Dans le podcast, les deux fondateurs confient ne pas avoir connu de « moment hallelujah ». Le défi reste immense. Et cette absence d'euphorie dit quelque chose de la complexité de l'entreprise. Monter une ligue privée en escalade, c'est naviguer en eaux inconnues, sans carte, sans boussole, sans investisseur spécialisé pour valider le modèle. Le 28 février prochain, Londres dira si le pari du format fonctionne. Si le duel simultané captive vraiment, si les phases d'« intense resting » font monter la tension, si Red Bull parvient à transformer tout cela en récit universel. Mais l'événement ne dira rien de la viabilité à long terme. Pour ça, il faudra une deuxième édition, puis une troisième, puis un public fidèle, des athlètes qui reviennent, et surtout un modèle économique qui tient debout sans consumer des millions en pure perte.


Charlie Boscoe et Danaan Markey
Charlie Boscoe et Danaan Markey, qui affichent de gros moyens donc © courtoisie de Charlie Boscoe et Danaan Markey

En vérité, ce que la Pro Climbing League projette pour l'instant, ce sont surtout des questions.
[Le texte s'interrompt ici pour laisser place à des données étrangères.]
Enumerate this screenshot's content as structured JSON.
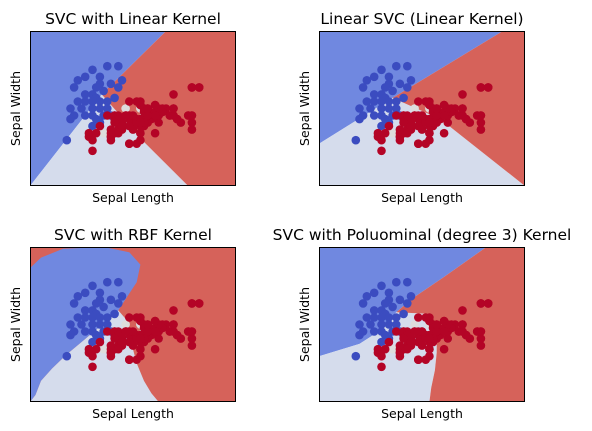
{
  "chart_data": [
    {
      "type": "scatter",
      "title": "SVC with Linear Kernel",
      "xlabel": "Sepal Length",
      "ylabel": "Sepal Width",
      "xlim": [
        3.3,
        8.9
      ],
      "ylim": [
        1.0,
        5.4
      ],
      "xticks": [],
      "yticks": [],
      "grid": false,
      "classes": [
        {
          "id": 0,
          "region_color": "#7088e0",
          "point_color": "#3b4cc0"
        },
        {
          "id": 1,
          "region_color": "#d5dcec",
          "point_color": "#dddcdc"
        },
        {
          "id": 2,
          "region_color": "#d6625a",
          "point_color": "#b40426"
        }
      ],
      "regions": [
        {
          "class": 0,
          "polygon": [
            [
              3.3,
              5.4
            ],
            [
              7.0,
              5.4
            ],
            [
              5.25,
              3.6
            ],
            [
              3.3,
              1.0
            ]
          ]
        },
        {
          "class": 1,
          "polygon": [
            [
              3.3,
              1.0
            ],
            [
              5.25,
              3.6
            ],
            [
              6.3,
              2.35
            ],
            [
              7.6,
              1.0
            ]
          ]
        },
        {
          "class": 2,
          "polygon": [
            [
              7.0,
              5.4
            ],
            [
              8.9,
              5.4
            ],
            [
              8.9,
              1.0
            ],
            [
              7.6,
              1.0
            ],
            [
              6.3,
              2.35
            ],
            [
              5.25,
              3.6
            ]
          ]
        }
      ]
    },
    {
      "type": "scatter",
      "title": "Linear SVC (Linear Kernel)",
      "xlabel": "Sepal Length",
      "ylabel": "Sepal Width",
      "xlim": [
        3.3,
        8.9
      ],
      "ylim": [
        1.0,
        5.4
      ],
      "xticks": [],
      "yticks": [],
      "grid": false,
      "classes": [
        {
          "id": 0,
          "region_color": "#7088e0",
          "point_color": "#3b4cc0"
        },
        {
          "id": 1,
          "region_color": "#d5dcec",
          "point_color": "#dddcdc"
        },
        {
          "id": 2,
          "region_color": "#d6625a",
          "point_color": "#b40426"
        }
      ],
      "regions": [
        {
          "class": 0,
          "polygon": [
            [
              3.3,
              5.4
            ],
            [
              8.3,
              5.4
            ],
            [
              5.3,
              3.5
            ],
            [
              3.3,
              2.2
            ]
          ]
        },
        {
          "class": 1,
          "polygon": [
            [
              3.3,
              2.2
            ],
            [
              5.3,
              3.5
            ],
            [
              6.6,
              2.9
            ],
            [
              8.9,
              1.0
            ],
            [
              3.3,
              1.0
            ]
          ]
        },
        {
          "class": 2,
          "polygon": [
            [
              8.3,
              5.4
            ],
            [
              8.9,
              5.4
            ],
            [
              8.9,
              1.0
            ],
            [
              6.6,
              2.9
            ],
            [
              5.3,
              3.5
            ]
          ]
        }
      ]
    },
    {
      "type": "scatter",
      "title": "SVC with RBF Kernel",
      "xlabel": "Sepal Length",
      "ylabel": "Sepal Width",
      "xlim": [
        3.3,
        8.9
      ],
      "ylim": [
        1.0,
        5.4
      ],
      "xticks": [],
      "yticks": [],
      "grid": false,
      "classes": [
        {
          "id": 0,
          "region_color": "#7088e0",
          "point_color": "#3b4cc0"
        },
        {
          "id": 1,
          "region_color": "#d5dcec",
          "point_color": "#dddcdc"
        },
        {
          "id": 2,
          "region_color": "#d6625a",
          "point_color": "#b40426"
        }
      ],
      "regions": [
        {
          "class": 2,
          "polygon": [
            [
              3.3,
              5.4
            ],
            [
              8.9,
              5.4
            ],
            [
              8.9,
              1.0
            ],
            [
              3.3,
              1.0
            ]
          ]
        },
        {
          "class": 0,
          "polygon": [
            [
              3.3,
              4.8
            ],
            [
              3.6,
              5.1
            ],
            [
              4.2,
              5.35
            ],
            [
              5.3,
              5.4
            ],
            [
              6.0,
              5.25
            ],
            [
              6.3,
              4.9
            ],
            [
              6.2,
              4.4
            ],
            [
              5.95,
              4.0
            ],
            [
              5.7,
              3.6
            ],
            [
              5.4,
              3.3
            ],
            [
              5.1,
              3.05
            ],
            [
              4.7,
              2.7
            ],
            [
              4.3,
              2.35
            ],
            [
              3.9,
              1.95
            ],
            [
              3.6,
              1.6
            ],
            [
              3.45,
              1.2
            ],
            [
              3.3,
              1.0
            ]
          ]
        },
        {
          "class": 1,
          "polygon": [
            [
              3.3,
              1.0
            ],
            [
              3.45,
              1.2
            ],
            [
              3.6,
              1.6
            ],
            [
              3.9,
              1.95
            ],
            [
              4.3,
              2.35
            ],
            [
              4.7,
              2.7
            ],
            [
              5.1,
              3.05
            ],
            [
              5.4,
              3.3
            ],
            [
              5.7,
              3.6
            ],
            [
              5.95,
              3.3
            ],
            [
              6.05,
              2.9
            ],
            [
              6.1,
              2.5
            ],
            [
              6.2,
              2.1
            ],
            [
              6.4,
              1.6
            ],
            [
              6.6,
              1.25
            ],
            [
              6.8,
              1.0
            ]
          ]
        }
      ]
    },
    {
      "type": "scatter",
      "title": "SVC with Poluominal (degree 3) Kernel",
      "xlabel": "Sepal Length",
      "ylabel": "Sepal Width",
      "xlim": [
        3.3,
        8.9
      ],
      "ylim": [
        1.0,
        5.4
      ],
      "xticks": [],
      "yticks": [],
      "grid": false,
      "classes": [
        {
          "id": 0,
          "region_color": "#7088e0",
          "point_color": "#3b4cc0"
        },
        {
          "id": 1,
          "region_color": "#d5dcec",
          "point_color": "#dddcdc"
        },
        {
          "id": 2,
          "region_color": "#d6625a",
          "point_color": "#b40426"
        }
      ],
      "regions": [
        {
          "class": 0,
          "polygon": [
            [
              3.3,
              5.4
            ],
            [
              7.85,
              5.4
            ],
            [
              6.7,
              4.55
            ],
            [
              5.85,
              3.95
            ],
            [
              5.4,
              3.55
            ],
            [
              5.0,
              3.05
            ],
            [
              4.4,
              2.65
            ],
            [
              3.3,
              2.3
            ]
          ]
        },
        {
          "class": 1,
          "polygon": [
            [
              3.3,
              2.3
            ],
            [
              4.4,
              2.65
            ],
            [
              5.0,
              3.05
            ],
            [
              5.4,
              3.55
            ],
            [
              6.3,
              3.5
            ],
            [
              6.5,
              3.0
            ],
            [
              6.5,
              2.4
            ],
            [
              6.45,
              1.9
            ],
            [
              6.35,
              1.4
            ],
            [
              6.3,
              1.0
            ],
            [
              3.3,
              1.0
            ]
          ]
        },
        {
          "class": 2,
          "polygon": [
            [
              7.85,
              5.4
            ],
            [
              8.9,
              5.4
            ],
            [
              8.9,
              1.0
            ],
            [
              6.3,
              1.0
            ],
            [
              6.35,
              1.4
            ],
            [
              6.45,
              1.9
            ],
            [
              6.5,
              2.4
            ],
            [
              6.5,
              3.0
            ],
            [
              6.3,
              3.5
            ],
            [
              5.4,
              3.55
            ],
            [
              5.85,
              3.95
            ],
            [
              6.7,
              4.55
            ]
          ]
        }
      ]
    }
  ],
  "points": [
    [
      4.5,
      3.8,
      0
    ],
    [
      4.6,
      4.0,
      0
    ],
    [
      4.8,
      4.1,
      0
    ],
    [
      5.0,
      4.3,
      0
    ],
    [
      5.2,
      4.1,
      0
    ],
    [
      5.4,
      4.4,
      0
    ],
    [
      5.7,
      4.4,
      0
    ],
    [
      5.2,
      3.9,
      0
    ],
    [
      5.5,
      3.9,
      0
    ],
    [
      5.8,
      4.0,
      0
    ],
    [
      4.8,
      3.6,
      0
    ],
    [
      5.0,
      3.6,
      0
    ],
    [
      5.3,
      3.7,
      0
    ],
    [
      5.1,
      3.5,
      0
    ],
    [
      5.4,
      3.4,
      0
    ],
    [
      5.6,
      3.5,
      0
    ],
    [
      4.6,
      3.4,
      0
    ],
    [
      4.8,
      3.4,
      0
    ],
    [
      5.0,
      3.4,
      0
    ],
    [
      5.2,
      3.4,
      0
    ],
    [
      4.4,
      3.2,
      0
    ],
    [
      4.7,
      3.2,
      0
    ],
    [
      5.0,
      3.2,
      0
    ],
    [
      5.2,
      3.2,
      0
    ],
    [
      5.4,
      3.2,
      0
    ],
    [
      4.5,
      3.0,
      0
    ],
    [
      4.8,
      3.0,
      0
    ],
    [
      5.0,
      3.0,
      0
    ],
    [
      5.3,
      3.0,
      0
    ],
    [
      5.5,
      3.0,
      0
    ],
    [
      5.1,
      2.9,
      0
    ],
    [
      4.4,
      2.9,
      0
    ],
    [
      5.0,
      2.7,
      0
    ],
    [
      5.1,
      3.8,
      0
    ],
    [
      5.7,
      3.8,
      0
    ],
    [
      4.3,
      2.3,
      0
    ],
    [
      5.2,
      2.8,
      0
    ],
    [
      5.8,
      2.7,
      1
    ],
    [
      6.0,
      2.2,
      1
    ],
    [
      6.2,
      2.2,
      1
    ],
    [
      5.9,
      3.0,
      1
    ],
    [
      6.0,
      2.9,
      1
    ],
    [
      6.1,
      2.8,
      1
    ],
    [
      6.3,
      2.5,
      1
    ],
    [
      6.4,
      3.0,
      1
    ],
    [
      6.6,
      3.0,
      1
    ],
    [
      6.8,
      2.8,
      1
    ],
    [
      6.9,
      3.1,
      1
    ],
    [
      5.6,
      2.5,
      1
    ],
    [
      5.5,
      2.4,
      1
    ],
    [
      5.7,
      2.8,
      1
    ],
    [
      5.6,
      3.0,
      1
    ],
    [
      6.3,
      3.2,
      1
    ],
    [
      5.3,
      2.5,
      1
    ],
    [
      5.1,
      2.5,
      1
    ],
    [
      5.9,
      3.2,
      1
    ],
    [
      6.1,
      3.0,
      1
    ],
    [
      6.7,
      3.1,
      1
    ],
    [
      5.0,
      2.3,
      1
    ],
    [
      5.7,
      2.6,
      1
    ],
    [
      6.4,
      2.8,
      1
    ],
    [
      6.3,
      2.8,
      1
    ],
    [
      7.0,
      3.2,
      2
    ],
    [
      6.4,
      3.2,
      2
    ],
    [
      6.9,
      3.1,
      2
    ],
    [
      5.5,
      2.3,
      2
    ],
    [
      6.5,
      2.8,
      2
    ],
    [
      5.7,
      2.8,
      2
    ],
    [
      6.3,
      3.3,
      2
    ],
    [
      4.9,
      2.4,
      2
    ],
    [
      6.6,
      2.9,
      2
    ],
    [
      5.2,
      2.7,
      2
    ],
    [
      5.0,
      2.0,
      2
    ],
    [
      5.9,
      3.0,
      2
    ],
    [
      6.0,
      2.2,
      2
    ],
    [
      6.1,
      2.9,
      2
    ],
    [
      5.6,
      2.9,
      2
    ],
    [
      6.7,
      3.1,
      2
    ],
    [
      5.6,
      3.0,
      2
    ],
    [
      5.8,
      2.7,
      2
    ],
    [
      6.2,
      2.2,
      2
    ],
    [
      5.6,
      2.5,
      2
    ],
    [
      6.1,
      2.8,
      2
    ],
    [
      6.3,
      2.5,
      2
    ],
    [
      6.4,
      2.9,
      2
    ],
    [
      6.6,
      3.0,
      2
    ],
    [
      6.8,
      2.8,
      2
    ],
    [
      6.7,
      3.0,
      2
    ],
    [
      6.0,
      2.9,
      2
    ],
    [
      5.7,
      2.6,
      2
    ],
    [
      5.5,
      2.4,
      2
    ],
    [
      5.5,
      2.4,
      2
    ],
    [
      6.0,
      2.7,
      2
    ],
    [
      5.4,
      3.0,
      2
    ],
    [
      6.0,
      3.4,
      2
    ],
    [
      6.7,
      3.1,
      2
    ],
    [
      6.3,
      2.3,
      2
    ],
    [
      5.6,
      3.0,
      2
    ],
    [
      5.5,
      2.5,
      2
    ],
    [
      5.5,
      2.6,
      2
    ],
    [
      6.1,
      3.0,
      2
    ],
    [
      5.8,
      2.6,
      2
    ],
    [
      5.0,
      2.3,
      2
    ],
    [
      5.7,
      3.0,
      2
    ],
    [
      5.7,
      2.9,
      2
    ],
    [
      6.2,
      2.9,
      2
    ],
    [
      5.1,
      2.5,
      2
    ],
    [
      6.3,
      3.3,
      2
    ],
    [
      5.8,
      2.7,
      2
    ],
    [
      7.1,
      3.0,
      2
    ],
    [
      6.3,
      2.9,
      2
    ],
    [
      6.5,
      3.0,
      2
    ],
    [
      7.6,
      3.0,
      2
    ],
    [
      4.9,
      2.5,
      2
    ],
    [
      7.3,
      2.9,
      2
    ],
    [
      6.7,
      2.5,
      2
    ],
    [
      7.2,
      3.6,
      2
    ],
    [
      6.5,
      3.2,
      2
    ],
    [
      6.4,
      2.7,
      2
    ],
    [
      6.8,
      3.0,
      2
    ],
    [
      5.7,
      2.5,
      2
    ],
    [
      5.8,
      2.8,
      2
    ],
    [
      6.4,
      3.2,
      2
    ],
    [
      6.5,
      3.0,
      2
    ],
    [
      7.7,
      3.8,
      2
    ],
    [
      7.7,
      2.6,
      2
    ],
    [
      6.0,
      2.2,
      2
    ],
    [
      6.9,
      3.2,
      2
    ],
    [
      5.6,
      2.8,
      2
    ],
    [
      7.7,
      2.8,
      2
    ],
    [
      6.3,
      2.7,
      2
    ],
    [
      6.7,
      3.3,
      2
    ],
    [
      7.2,
      3.2,
      2
    ],
    [
      6.2,
      2.8,
      2
    ],
    [
      6.1,
      3.0,
      2
    ],
    [
      6.4,
      2.8,
      2
    ],
    [
      7.2,
      3.0,
      2
    ],
    [
      7.4,
      2.8,
      2
    ],
    [
      7.9,
      3.8,
      2
    ],
    [
      6.4,
      2.8,
      2
    ],
    [
      6.3,
      2.8,
      2
    ],
    [
      6.1,
      2.6,
      2
    ],
    [
      7.7,
      3.0,
      2
    ],
    [
      6.3,
      3.4,
      2
    ],
    [
      6.4,
      3.1,
      2
    ],
    [
      6.0,
      3.0,
      2
    ],
    [
      6.9,
      3.1,
      2
    ],
    [
      6.7,
      3.1,
      2
    ],
    [
      6.9,
      3.1,
      2
    ],
    [
      5.8,
      2.7,
      2
    ],
    [
      6.8,
      3.2,
      2
    ],
    [
      6.7,
      3.3,
      2
    ],
    [
      6.7,
      3.0,
      2
    ],
    [
      6.3,
      2.5,
      2
    ],
    [
      6.5,
      3.0,
      2
    ],
    [
      6.2,
      3.4,
      2
    ],
    [
      5.9,
      3.0,
      2
    ],
    [
      7.6,
      3.0,
      2
    ],
    [
      7.3,
      2.9,
      2
    ],
    [
      7.2,
      3.0,
      2
    ],
    [
      7.1,
      3.0,
      2
    ],
    [
      6.5,
      3.2,
      2
    ],
    [
      7.7,
      3.8,
      2
    ],
    [
      7.9,
      3.8,
      2
    ],
    [
      7.7,
      3.0,
      2
    ],
    [
      7.2,
      3.2,
      2
    ]
  ]
}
Peut-on professionnaliser l'escalade compétitive sans passer par la fédération olympique ? Peut-on créer des icônes que les grimpeur·se amateur·ices voudront imiter ? Peut-on connecter les salles au haut niveau, comme le football connecte les cours de récré à la Ligue 1 ? Et surtout : l'escalade compétitive peut-elle enfin trouver un modèle économique viable, ou restera-t-elle éternellement un sport de passionné·e·s peu rémunéré·e·s ? Une chose est sûre : une partie de la communauté d'escalade croit beaucoup au potentiel compétitif de l'escalade et pense encore que c'est par cette voie que la discipline convertira de nouveaux adeptes. Plus que jamais, la compétition est partout. Pour le meilleur et pour le pire.
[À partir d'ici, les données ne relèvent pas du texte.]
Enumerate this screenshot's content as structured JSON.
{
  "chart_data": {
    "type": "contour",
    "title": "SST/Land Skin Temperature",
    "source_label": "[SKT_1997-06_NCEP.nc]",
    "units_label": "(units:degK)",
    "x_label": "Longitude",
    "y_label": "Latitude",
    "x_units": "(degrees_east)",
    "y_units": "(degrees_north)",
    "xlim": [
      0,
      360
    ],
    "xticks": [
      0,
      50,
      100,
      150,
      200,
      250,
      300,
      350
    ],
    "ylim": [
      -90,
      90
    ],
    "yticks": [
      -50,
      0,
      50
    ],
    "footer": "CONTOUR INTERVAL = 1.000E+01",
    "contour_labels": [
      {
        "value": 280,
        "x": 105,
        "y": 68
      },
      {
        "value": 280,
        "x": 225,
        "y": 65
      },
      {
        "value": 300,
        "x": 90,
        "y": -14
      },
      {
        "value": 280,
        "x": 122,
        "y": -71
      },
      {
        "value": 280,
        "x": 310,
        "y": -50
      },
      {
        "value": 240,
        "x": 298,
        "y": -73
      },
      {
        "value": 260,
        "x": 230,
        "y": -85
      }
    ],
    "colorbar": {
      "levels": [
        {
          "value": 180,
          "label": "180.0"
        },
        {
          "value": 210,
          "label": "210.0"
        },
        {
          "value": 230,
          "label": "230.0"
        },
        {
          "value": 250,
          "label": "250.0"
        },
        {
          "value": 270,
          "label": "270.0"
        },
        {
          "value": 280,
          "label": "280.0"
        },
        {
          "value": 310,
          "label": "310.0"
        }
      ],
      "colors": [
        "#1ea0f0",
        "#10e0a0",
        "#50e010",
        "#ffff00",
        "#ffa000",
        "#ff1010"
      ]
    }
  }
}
Car si la PCL échoue, elle rejoindra une liste de tentatives avortées de réinventer la compétition : l'événement Les Grips dont on n'a plus de nouvelles depuis octobre dernier, Punk Rock Masters qui a dû repousser son édition de 2025 à 2026, et Studio Bloc Masters qui a annoncé ne pas reconduire l'événement l'année prochaine. Si elle réussit, elle pourrait redéfinir ce qu'être grimpeur professionnel signifie. Dans tous les cas, elle révèle que l'escalade compétitive cherche encore son équilibre, quelque part entre la pureté olympique et un marché balbutiant. Les tickets pour la première édition de la Pro Climbing League à Londres sont en vente depuis le 8 janvier 2025.